The furore came as Weatherill confirmed there would be no debate about nuclear-powered submarines in his Royal Commission on the nuclear fuel cycle.

“I can tell you it’s not our intention to include nuclear subs in the scope of this exercise,” he said.

“It’s important for there to be some boundaries, and it’s not our intention to look at that.”

He said it would be a distraction given the existing uncertainty surrounding the submarines contract.

“Presently we’re trying to establish building 12 new conventional subs here in SA; the idea that we would throw in a red herring which would potentially provide someone with the opportunity to divert attention away from that task I think is another powerful reason why we should not be talking about nuclear submarines,” he said.

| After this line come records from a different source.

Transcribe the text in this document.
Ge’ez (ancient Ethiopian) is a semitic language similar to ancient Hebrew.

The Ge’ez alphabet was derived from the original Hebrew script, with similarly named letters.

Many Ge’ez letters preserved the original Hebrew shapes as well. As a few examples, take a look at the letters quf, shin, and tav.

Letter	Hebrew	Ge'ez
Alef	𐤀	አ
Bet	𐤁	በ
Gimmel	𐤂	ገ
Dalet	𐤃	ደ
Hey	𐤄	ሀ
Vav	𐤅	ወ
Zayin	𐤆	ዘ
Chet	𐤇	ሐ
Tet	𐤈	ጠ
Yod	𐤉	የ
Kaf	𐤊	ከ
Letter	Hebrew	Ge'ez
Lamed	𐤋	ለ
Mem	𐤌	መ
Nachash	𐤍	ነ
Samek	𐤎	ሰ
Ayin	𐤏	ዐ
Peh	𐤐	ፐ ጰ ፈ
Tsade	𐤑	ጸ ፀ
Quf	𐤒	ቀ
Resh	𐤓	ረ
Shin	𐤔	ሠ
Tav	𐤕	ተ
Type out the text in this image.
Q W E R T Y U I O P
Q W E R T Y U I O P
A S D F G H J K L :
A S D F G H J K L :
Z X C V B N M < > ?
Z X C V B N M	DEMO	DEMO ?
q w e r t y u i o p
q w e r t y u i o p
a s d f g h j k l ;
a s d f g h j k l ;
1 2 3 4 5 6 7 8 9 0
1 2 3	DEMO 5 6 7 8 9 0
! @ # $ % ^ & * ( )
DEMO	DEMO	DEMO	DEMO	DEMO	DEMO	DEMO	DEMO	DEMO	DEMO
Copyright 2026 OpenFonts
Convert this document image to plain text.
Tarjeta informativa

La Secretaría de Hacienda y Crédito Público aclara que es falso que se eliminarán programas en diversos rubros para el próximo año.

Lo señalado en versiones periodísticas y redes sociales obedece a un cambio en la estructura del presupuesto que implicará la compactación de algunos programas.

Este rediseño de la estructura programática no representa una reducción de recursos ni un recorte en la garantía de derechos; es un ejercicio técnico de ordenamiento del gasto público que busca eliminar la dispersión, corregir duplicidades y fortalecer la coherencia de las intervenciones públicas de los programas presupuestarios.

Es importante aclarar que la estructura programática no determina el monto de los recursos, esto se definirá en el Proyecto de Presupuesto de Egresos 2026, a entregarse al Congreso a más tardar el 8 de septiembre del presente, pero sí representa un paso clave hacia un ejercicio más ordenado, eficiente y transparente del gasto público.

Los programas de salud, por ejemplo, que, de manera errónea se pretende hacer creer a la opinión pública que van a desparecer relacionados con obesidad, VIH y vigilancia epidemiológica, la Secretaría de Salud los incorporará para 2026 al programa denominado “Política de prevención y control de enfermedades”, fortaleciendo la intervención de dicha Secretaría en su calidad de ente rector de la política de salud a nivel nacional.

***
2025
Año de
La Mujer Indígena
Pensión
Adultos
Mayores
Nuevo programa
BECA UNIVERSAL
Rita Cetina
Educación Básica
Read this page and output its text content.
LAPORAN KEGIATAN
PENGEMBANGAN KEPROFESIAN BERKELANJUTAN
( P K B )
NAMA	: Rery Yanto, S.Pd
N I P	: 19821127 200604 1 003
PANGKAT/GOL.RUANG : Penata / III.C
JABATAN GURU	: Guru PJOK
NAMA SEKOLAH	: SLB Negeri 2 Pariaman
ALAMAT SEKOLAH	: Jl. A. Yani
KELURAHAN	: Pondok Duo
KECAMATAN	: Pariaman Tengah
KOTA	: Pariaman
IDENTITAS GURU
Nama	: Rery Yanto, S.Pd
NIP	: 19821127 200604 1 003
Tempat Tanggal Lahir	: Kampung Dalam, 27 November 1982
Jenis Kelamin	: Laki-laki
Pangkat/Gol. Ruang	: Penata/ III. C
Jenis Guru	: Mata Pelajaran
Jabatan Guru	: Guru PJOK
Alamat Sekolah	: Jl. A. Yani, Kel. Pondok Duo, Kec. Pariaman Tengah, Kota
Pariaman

Weatherill yesterday named former Governor Kevin Scarce as his Royal Commissioner.

Scarce says he comes to the role “with no preconceived views”, despite telling an SA Chamber of Mines and Energy lunch in December: “Why we’re not looking at the nuclear industry more systematically, I’ll never understand.”

“We’ve got 30 per cent of the world’s uranium resource here and it employs 1200 people nationally … Technology is changing so quickly we simply can’t, for political correctness, put our fingers in our ears and ignore it.”

The nuclear review will form a part of a broad policy agenda Weatherill will outline in a speech by new Governor Hieu Van Le when parliament re-opens today.

Weatherill said not all measures would be legislative changes, but some would.

“I hope people pay close attention to the Governor’s speech, because an enormous amount of effort’s been put into it and we’re very proud of what’s contained in it,” he said.

“We think it’s a bold agenda for not just the next three years but to set SA up for the future.”

InDaily will update details of the Governor’s speech from 2.30pm.